Lo que ha sorprendido a todos ha sido cuando alguien le ha preguntado por María Corina y si sería posible que gobernara. La respuesta ha dejado helados a muchos venezolanos: “Creo que sería muy difícil para ella volver a dirigir Venezuela, no tiene el apoyo de Venezuela; es una mujer muy amable, pero no tiene el respaldo”. El problema de Trump es que no le ha perdonado a María Corina que le “quitara” el Premio Nobel al que aspiraba y se quedara sin él.

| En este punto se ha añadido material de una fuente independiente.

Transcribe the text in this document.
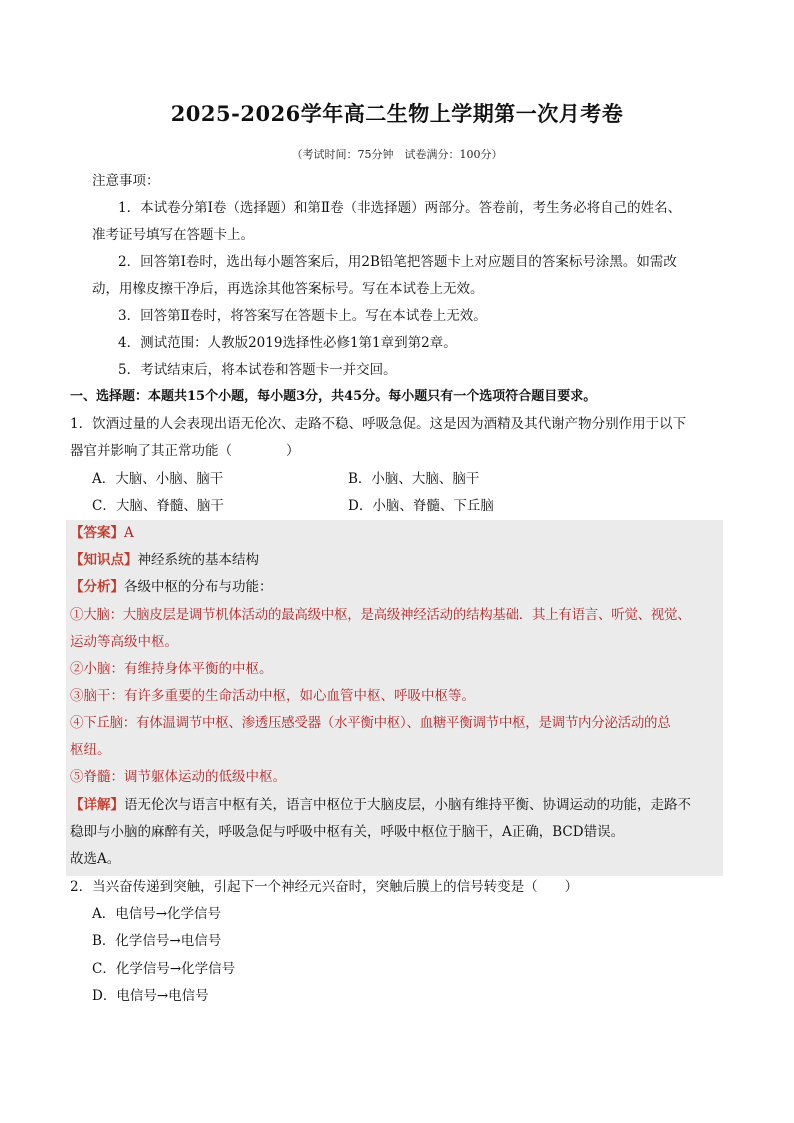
2025-2026学年高二生物上学期第一次月考卷
（考试时间：75分钟　试卷满分：100分）
注意事项：
1．本试卷分第Ⅰ卷（选择题）和第Ⅱ卷（非选择题）两部分。答卷前，考生务必将自己的姓名、
准考证号填写在答题卡上。
2．回答第Ⅰ卷时，选出每小题答案后，用2B铅笔把答题卡上对应题目的答案标号涂黑。如需改
动，用橡皮擦干净后，再选涂其他答案标号。写在本试卷上无效。
3．回答第Ⅱ卷时，将答案写在答题卡上。写在本试卷上无效。
4．测试范围：人教版2019选择性必修1第1章到第2章。
5．考试结束后，将本试卷和答题卡一并交回。
一、选择题：本题共15个小题，每小题3分，共45分。每小题只有一个选项符合题目要求。
1．饮酒过量的人会表现出语无伦次、走路不稳、呼吸急促。这是因为酒精及其代谢产物分别作用于以下
器官并影响了其正常功能（　　　　）
A．大脑、小脑、脑干	B．小脑、大脑、脑干
C．大脑、脊髓、脑干	D．小脑、脊髓、下丘脑
【答案】A
【知识点】神经系统的基本结构
【分析】各级中枢的分布与功能：
①大脑：大脑皮层是调节机体活动的最高级中枢，是高级神经活动的结构基础．其上有语言、听觉、视觉、
运动等高级中枢。
②小脑：有维持身体平衡的中枢。
③脑干：有许多重要的生命活动中枢，如心血管中枢、呼吸中枢等。
④下丘脑：有体温调节中枢、渗透压感受器（水平衡中枢）、血糖平衡调节中枢，是调节内分泌活动的总
枢纽。
⑤脊髓：调节躯体运动的低级中枢。
【详解】语无伦次与语言中枢有关，语言中枢位于大脑皮层，小脑有维持平衡、协调运动的功能，走路不
稳即与小脑的麻醉有关，呼吸急促与呼吸中枢有关，呼吸中枢位于脑干，A正确，BCD错误。
故选A。
2．当兴奋传递到突触，引起下一个神经元兴奋时，突触后膜上的信号转变是（　　）
A．电信号→化学信号
B．化学信号→电信号
C．化学信号→化学信号
D．电信号→电信号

Eso no lo ha perdonado, y mucho menos que una mujer se lo quitara.

 

La ciudadanía de Venezuela mira con esperanza el futuro, pero sin olvidar el recelo, más después de la rueda de prensa de Trump, que ha engordado 100 kilos con la captura de Maduro, pero especialmente porque va a controlar el petróleo, las tierras raras y algunas piedras preciosas de color verde.

 

Tanto en su discurso como en las respuestas a los periodistas, el presidente Trump ha dicho bastantes veces que EEUU es el país más grande del mundo, el mejor, y que puede hacer lo que le venga en gana. Las leyes son para que las cumplan los demás, no él. Y, para redondear más su imperialismo, ojo, que ahora va por Cuba (de donde son oriundos los padres de Marco Rubio y este tiene obsesión por ella), Colombia y Nicaragua. Después tienen en mente otros países, si antes no deja la presidencia por sus temas judiciales, que los tiene.